Another side benefit is, since my family has no idea what tying supplies to get me, sometimes I get a bottle of Jack instead...
BTW folks in addition to the creativity-enhancing and book-propping qualities that Jack provides, it is also an excellent dying medium for turning grey mallard flank feathers a lovely shade of brown... I bet it probably could be used as a preserving medium in a pinch, for you bug collectors here...
I am haunted by waters
Sbman07January 2nd, 2008, 5:25 pm

Posts: 8
hey guys thanks a lot for your thoughts. I have actually have looked into some fly tying classes at the fly angler in fridley if anyone knows where thats is at.

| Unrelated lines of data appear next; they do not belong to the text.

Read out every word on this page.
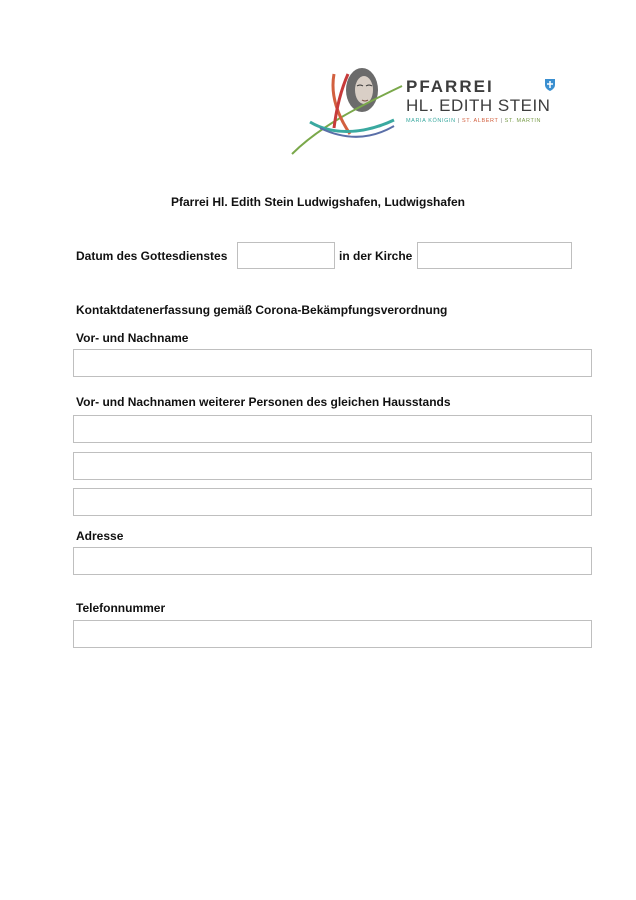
PFARREI
HL. EDITH STEIN
MARIA KÖNIGIN | ST. ALBERT | ST. MARTIN
Pfarrei Hl. Edith Stein Ludwigshafen, Ludwigshafen
Datum des Gottesdienstes	in der Kirche
Kontaktdatenerfassung gemäß Corona-Bekämpfungsverordnung
Vor- und Nachname
Vor- und Nachnamen weiterer Personen des gleichen Hausstands
Adresse
Telefonnummer
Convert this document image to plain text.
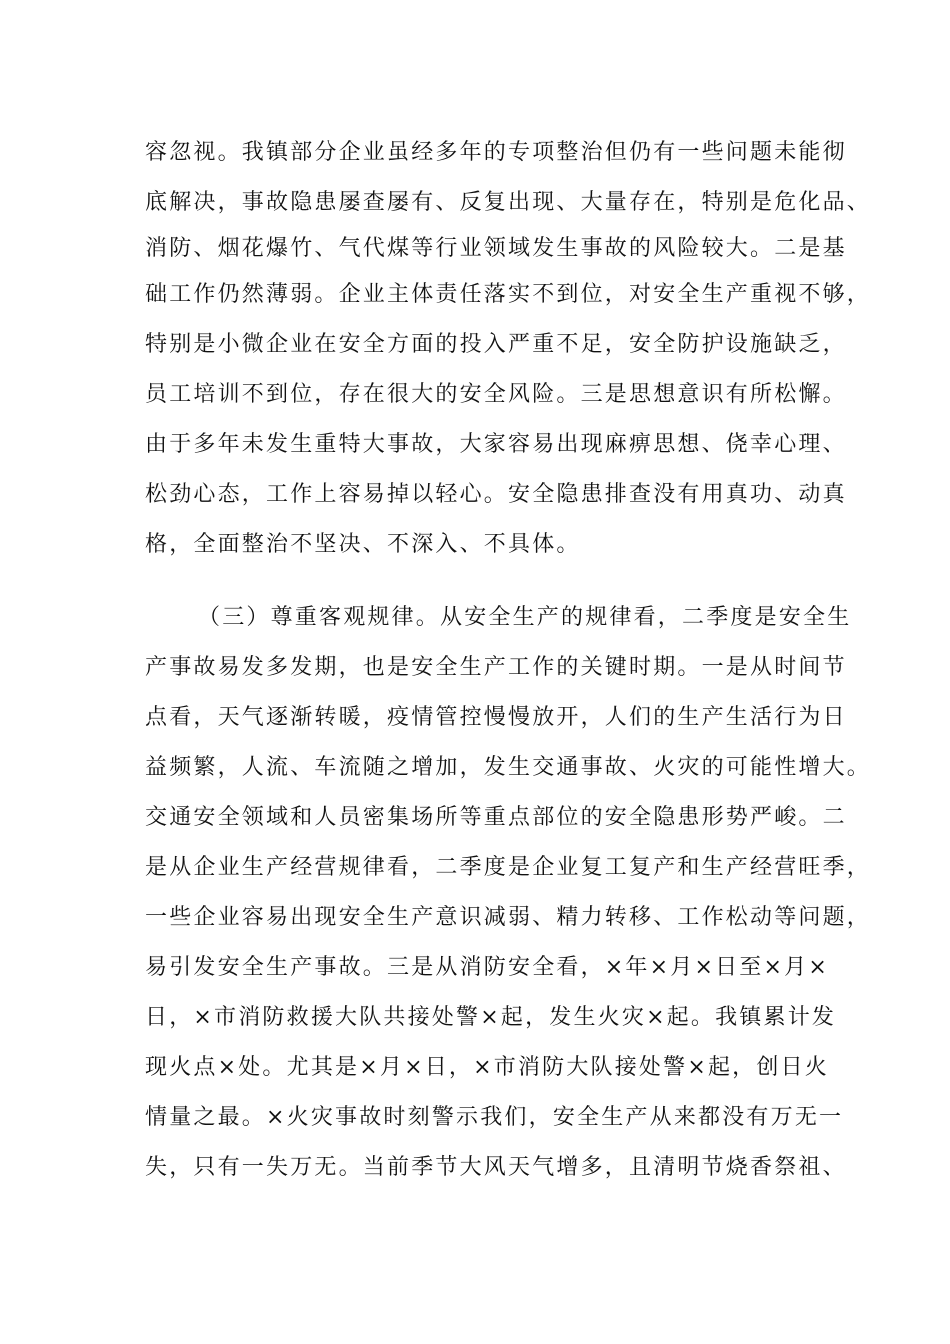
容忽视。我镇部分企业虽经多年的专项整治但仍有一些问题未能彻
底解决，事故隐患屡查屡有、反复出现、大量存在，特别是危化品、
消防、烟花爆竹、气代煤等行业领域发生事故的风险较大。二是基
础工作仍然薄弱。企业主体责任落实不到位，对安全生产重视不够，
特别是小微企业在安全方面的投入严重不足，安全防护设施缺乏，
员工培训不到位，存在很大的安全风险。三是思想意识有所松懈。
由于多年未发生重特大事故，大家容易出现麻痹思想、侥幸心理、
松劲心态，工作上容易掉以轻心。安全隐患排查没有用真功、动真
格，全面整治不坚决、不深入、不具体。
（三）尊重客观规律。从安全生产的规律看，二季度是安全生
产事故易发多发期，也是安全生产工作的关键时期。一是从时间节
点看，天气逐渐转暖，疫情管控慢慢放开，人们的生产生活行为日
益频繁，人流、车流随之增加，发生交通事故、火灾的可能性增大。
交通安全领域和人员密集场所等重点部位的安全隐患形势严峻。二
是从企业生产经营规律看，二季度是企业复工复产和生产经营旺季，
一些企业容易出现安全生产意识减弱、精力转移、工作松动等问题，
易引发安全生产事故。三是从消防安全看，×年×月×日至×月×
日，×市消防救援大队共接处警×起，发生火灾×起。我镇累计发
现火点×处。尤其是×月×日，×市消防大队接处警×起，创日火
情量之最。×火灾事故时刻警示我们，安全生产从来都没有万无一
失，只有一失万无。当前季节大风天气增多，且清明节烧香祭祖、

I have been talking to some old timers that have been doing for awhile and just there excitement when talking about there flies is getting me pumped just hope this weekend is in the 40's so I can go out fishing( I am a bit of a fair weather fan. thanks again for the thoughts.
Three things I am never late for church, work, and fishing.
WbranchJanuary 5th, 2008, 7:12 am
York & Starlight PA

Posts: 2733
Flybinder hit the nail on the head relative to his comment about "starting cheap". I'd recommend buying a good vise with fine tapered jaws and a good clamp lock so the hook does not move inside the jaws. You really don't need a rotational vise as a beginner. I guess it all depends on how fast you want to wrap body material onto a hook shank. I have a A.P.I. HMH vise with rotating capability and I never use it. You really need sharp scissors with large finger holes and fine points. Also if you can afford it buy another set of scissors to cut hanks of hair off of a hide, or to cut any thick and tough material. Save the fine points for the finesse aspects of tying.
Catskill fly fisher for fifty-five years.
ZapJanuary 10th, 2008, 6:33 pm
Call it albany ny

Posts: 4
Wow Matt,
You have a very nice wife! Does she make your lunch for sihing trips too?????

My wife buys me tools--but I don't know why--I go fishing on weekends!